Massiv steigende Energieaufwände durch KI-Suchen
Ein bislang noch kaum thematisiertes Problem der KI-gestützten Suche ist der hohe Energieverbrauch. Mit dem Einsatz von KI steigt die benötigte Rechenpower drastisch an. Vor allem das Training der Sprachmodelle, die den KI-Systemen zugrunde liegen, ist sehr energieaufwändig. So schätzen Forscher, dass das Training von GPT-3 – dem Modell hinter Chat GPT – rund 550 Tonnen CO2-Äquivalente verursacht.

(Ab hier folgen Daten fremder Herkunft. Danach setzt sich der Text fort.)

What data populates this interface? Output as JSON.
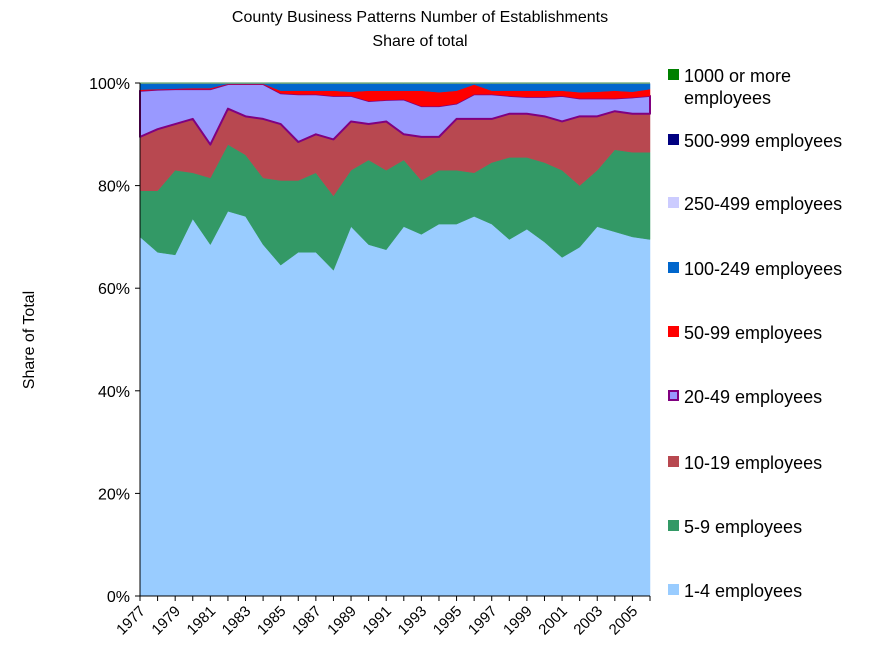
{
  "chart_data": {
    "type": "stacked-area",
    "title": "County Business Patterns Number of Establishments",
    "subtitle": "Share of total",
    "y_label": "Share of Total",
    "categories": [
      "1977",
      null,
      "1979",
      null,
      "1981",
      null,
      "1983",
      null,
      "1985",
      null,
      "1987",
      null,
      "1989",
      null,
      "1991",
      null,
      "1993",
      null,
      "1995",
      null,
      "1997",
      null,
      "1999",
      null,
      "2001",
      null,
      "2003",
      null,
      "2005",
      null
    ],
    "ylim": [
      0,
      100
    ],
    "yticks": [
      {
        "value": 0,
        "label": "0%"
      },
      {
        "value": 20,
        "label": "20%"
      },
      {
        "value": 40,
        "label": "40%"
      },
      {
        "value": 60,
        "label": "60%"
      },
      {
        "value": 80,
        "label": "80%"
      },
      {
        "value": 100,
        "label": "100%"
      }
    ],
    "grid": false,
    "legend": "right",
    "series": [
      {
        "name": "1-4 employees",
        "color": "#99ccff",
        "values": [
          70,
          67,
          66.5,
          73.5,
          68.5,
          75,
          74,
          68.5,
          64.5,
          67,
          67,
          63.5,
          72,
          68.5,
          67.5,
          72,
          70.5,
          72.5,
          72.5,
          74,
          72.5,
          69.5,
          71.5,
          69,
          66,
          68,
          72,
          71,
          70,
          69.5
        ]
      },
      {
        "name": "5-9 employees",
        "color": "#339966",
        "values": [
          9,
          12,
          16.5,
          9,
          13,
          13,
          12,
          13,
          16.5,
          14,
          15.5,
          14.5,
          11,
          16.5,
          15.5,
          13,
          10.5,
          10.5,
          10.5,
          8.5,
          12,
          16,
          14,
          15.5,
          17,
          12,
          11,
          16,
          16.5,
          17
        ]
      },
      {
        "name": "10-19 employees",
        "color": "#b84850",
        "values": [
          10.5,
          12,
          9,
          10.5,
          6.5,
          7,
          7.5,
          11.5,
          11,
          7.5,
          7.5,
          11,
          9.5,
          7,
          9.5,
          5,
          8.5,
          6.5,
          10,
          10.5,
          8.5,
          8.5,
          8.5,
          9,
          9.5,
          13.5,
          10.5,
          7.5,
          7.5,
          7.5
        ]
      },
      {
        "name": "20-49 employees",
        "color": "#9999ff",
        "stroke": "#800080",
        "values": [
          9,
          7.7,
          6.8,
          5.8,
          10.8,
          4.8,
          6.3,
          6.8,
          6,
          9.3,
          7.8,
          8.5,
          5,
          4.5,
          4.2,
          6.8,
          6,
          6,
          3,
          4.8,
          4.8,
          3.5,
          3.3,
          3.8,
          5,
          3.5,
          3.5,
          2.5,
          3.2,
          3.5
        ]
      },
      {
        "name": "50-99 employees",
        "color": "#ff0000",
        "values": [
          0.2,
          0.1,
          0.1,
          0.2,
          0.2,
          0.05,
          0.05,
          0.05,
          0.5,
          0.7,
          0.7,
          1,
          0.8,
          2,
          1.8,
          1.7,
          3,
          2.7,
          2.5,
          1.9,
          0.7,
          1,
          1.2,
          1.2,
          1,
          1.2,
          1.3,
          1.5,
          1.1,
          1.3
        ]
      },
      {
        "name": "100-249 employees",
        "color": "#0066cc",
        "values": [
          1.15,
          1.05,
          0.95,
          0.85,
          0.85,
          0,
          0,
          0,
          1.35,
          1.35,
          1.35,
          1.35,
          1.55,
          1.35,
          1.35,
          1.35,
          1.35,
          1.65,
          1.35,
          0.15,
          1.35,
          1.35,
          1.35,
          1.35,
          1.35,
          1.65,
          1.55,
          1.35,
          1.55,
          1.05
        ]
      },
      {
        "name": "250-499 employees",
        "color": "#ccccff",
        "values": [
          0.1,
          0.1,
          0.1,
          0.1,
          0.1,
          0.1,
          0.1,
          0.1,
          0.1,
          0.1,
          0.1,
          0.1,
          0.1,
          0.1,
          0.1,
          0.1,
          0.1,
          0.1,
          0.1,
          0.1,
          0.1,
          0.1,
          0.1,
          0.1,
          0.1,
          0.1,
          0.1,
          0.1,
          0.1,
          0.1
        ]
      },
      {
        "name": "500-999 employees",
        "color": "#000080",
        "values": [
          0.03,
          0.03,
          0.03,
          0.03,
          0.03,
          0.03,
          0.03,
          0.03,
          0.03,
          0.03,
          0.03,
          0.03,
          0.03,
          0.03,
          0.03,
          0.03,
          0.03,
          0.03,
          0.03,
          0.03,
          0.03,
          0.03,
          0.03,
          0.03,
          0.03,
          0.03,
          0.03,
          0.03,
          0.03,
          0.03
        ]
      },
      {
        "name": "1000 or more employees",
        "color": "#008000",
        "values": [
          0.02,
          0.02,
          0.02,
          0.02,
          0.02,
          0.02,
          0.02,
          0.02,
          0.02,
          0.02,
          0.02,
          0.02,
          0.02,
          0.02,
          0.02,
          0.02,
          0.02,
          0.02,
          0.02,
          0.02,
          0.02,
          0.02,
          0.02,
          0.02,
          0.02,
          0.02,
          0.02,
          0.02,
          0.02,
          0.02
        ]
      }
    ]
  }
}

Zum Vergleich: Die Fahrt mit einem PKW verursacht pro Kilometer 152g CO2e. Ein Trainingsdurchlauf des Sprachmodells entspricht mehr als 3,6 Millionen gefahrenen Autokilometern. Und das sind nur die vorbereitenden Schritte zur Bereitstellung der KI-Technologie. Hinzu kommt dann der Energieaufwand für jede einzelne Suche.
Fazit
Für Nutzer des Internets ist der aktuelle Kampf im Suchmaschinenmarkt generell eine gute Nachricht. Wenn Googles Monopol fällt, könnte das Tor ins Internet vielfältiger werden. Das „Googeln“ der Zukunft ist dann voraussichtlich eine Kombination verschiedener Such-Modi. Zu der klassischen Sucheingabe und Ergebnisliste gesellt sich ein Dialogsystem, das Inhalte auch zusammenfassen und zusammenführen kann.
Zum jetzigen Zeitpunkt ist bei KI-gestützten Suchergebnissen jedoch noch Vorsicht geboten. Die Systeme generieren teils auch falsche Antworten. Viele Experten kritisieren die Integration in Suchmaschinen als verfrüht. Der hohe Energieverbrauch und die negative Auswirkung auf die Klimabilanz der KI-gestützten Suche ist ein weiterer Grund zur Skepsis.